Now that we know the basics, we can list a classic audio flow (using MP3 as an example) :

  • 1. Read MP3 files
  • 2. Analyze sampling rate, bit rate, duration and other information to separate audio frames in MP3
  • 3. Decode the separated audio frames to obtain PCM data
  • 4. Sound processing for PCM data (equalizer, reverberator, etc., not required)
  • 5. Decode PCM data into audio signals
  • 6. Hand over the audio signal to the hardware for playback
  • 7. Repeat steps 1-6 until playback is complete

In iOS, Apple encapsulates the above process and provides different levels of interface (image from official documentation).
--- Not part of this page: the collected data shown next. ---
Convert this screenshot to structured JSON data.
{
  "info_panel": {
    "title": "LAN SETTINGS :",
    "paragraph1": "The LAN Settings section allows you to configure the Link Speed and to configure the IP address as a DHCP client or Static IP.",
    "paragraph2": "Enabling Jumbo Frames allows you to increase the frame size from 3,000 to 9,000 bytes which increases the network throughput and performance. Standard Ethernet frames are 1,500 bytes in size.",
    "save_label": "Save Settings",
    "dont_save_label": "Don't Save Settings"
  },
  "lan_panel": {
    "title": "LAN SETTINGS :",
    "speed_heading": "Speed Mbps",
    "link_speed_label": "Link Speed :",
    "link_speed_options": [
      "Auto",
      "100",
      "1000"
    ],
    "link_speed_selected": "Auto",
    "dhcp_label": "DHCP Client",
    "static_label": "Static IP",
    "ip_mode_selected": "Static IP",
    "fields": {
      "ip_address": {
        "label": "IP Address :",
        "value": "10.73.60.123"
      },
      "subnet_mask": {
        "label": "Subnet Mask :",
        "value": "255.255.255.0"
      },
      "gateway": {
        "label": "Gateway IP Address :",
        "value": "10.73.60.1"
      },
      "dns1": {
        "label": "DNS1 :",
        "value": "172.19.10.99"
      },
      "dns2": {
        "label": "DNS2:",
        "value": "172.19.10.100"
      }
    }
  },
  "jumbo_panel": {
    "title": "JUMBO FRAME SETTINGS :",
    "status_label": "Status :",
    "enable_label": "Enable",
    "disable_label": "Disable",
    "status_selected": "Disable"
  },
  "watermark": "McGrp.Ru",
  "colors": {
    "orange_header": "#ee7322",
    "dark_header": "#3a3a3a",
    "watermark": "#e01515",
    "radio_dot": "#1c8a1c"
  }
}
The following describes the functions of the middle and high-level interfaces:

  • Audio File Services: Reads and writes Audio data to complete step 2 in the playback process.
  • Audio File Stream
  • Services: Decoding the audio, can complete the second step in the playback process;
  • Audio Converterservices: Audio data conversion, which can complete step 3 in the playback process;
  • Audio Unit Services: Play Audio data: Step 5 and Step 6 in the playback process can be completed.
  • Extended Audio File Services: Audio File Services and Audio Converter Services
  • AVAudioPlayer/ AVFoundation: advanced interface to complete the entire audio playback process (including local files and network streams, except step 4);
  • Audio Queue Services: Advanced interface for recording and playing Audio Queue Services. Audio Queue Services can perform steps 3, 5, and 6 in the playback process.
  • OpenAL: For game audio playback, not discussed yet

It can be seen that The interface types provided by Apple are very rich, which can meet the needs of various classes:

  • If you just want to achieve audio playback, there is no other need AVFoundation will meet your needs. Its interface is easy to use and doesn’t care about the details;
  • If your app needs to stream and store audio at the same time, AudioFileStreamer and AudioQueue can help you. You can download the audio data locally. At the same time, the local AudioFile is read by NSFileHandler and handed to AudioFileStreamer or AudioFile to parse separated audio frames. The separated audio frames can be sent to AudioQueue for decoding and playing. If it is a local file, read the file directly and parse it. (Both of these are fairly straightforward, but you can also do this with AVFoundation+ local server, where AVAudioPlayer sends the request to the local server and the local server forwards it, The data is retrieved and stored in the local server and forwarded to the AVAudioPlayer. AVAudioPlayer (AVAudioPlayer, AVAudioPlayer, AVAudioPlayer, AVAudioPlayer, AVAudioPlayer) ;
  • If you are developing professional music player software and need to apply sound effects to audio (equalizer, reverberator), you need to use AudioConverter to convert audio data to PCM data in addition to reading and parsing data. Then AudioUnit+AUGraph is used for sound processing and playback (but at present, most apps with sound are developed by themselves to handle PCM data processing sound module, this part of the function is self-developed in customization and scalability will be stronger. After the PCM data is processed by the sounder, the AudioUnit can play the PCM data. Of course, the AudioQueue can play PCM data directly. . The following figure describes the process of audio playback using AudioFile + AudioConverter + AudioUnit (picture taken from official documentation).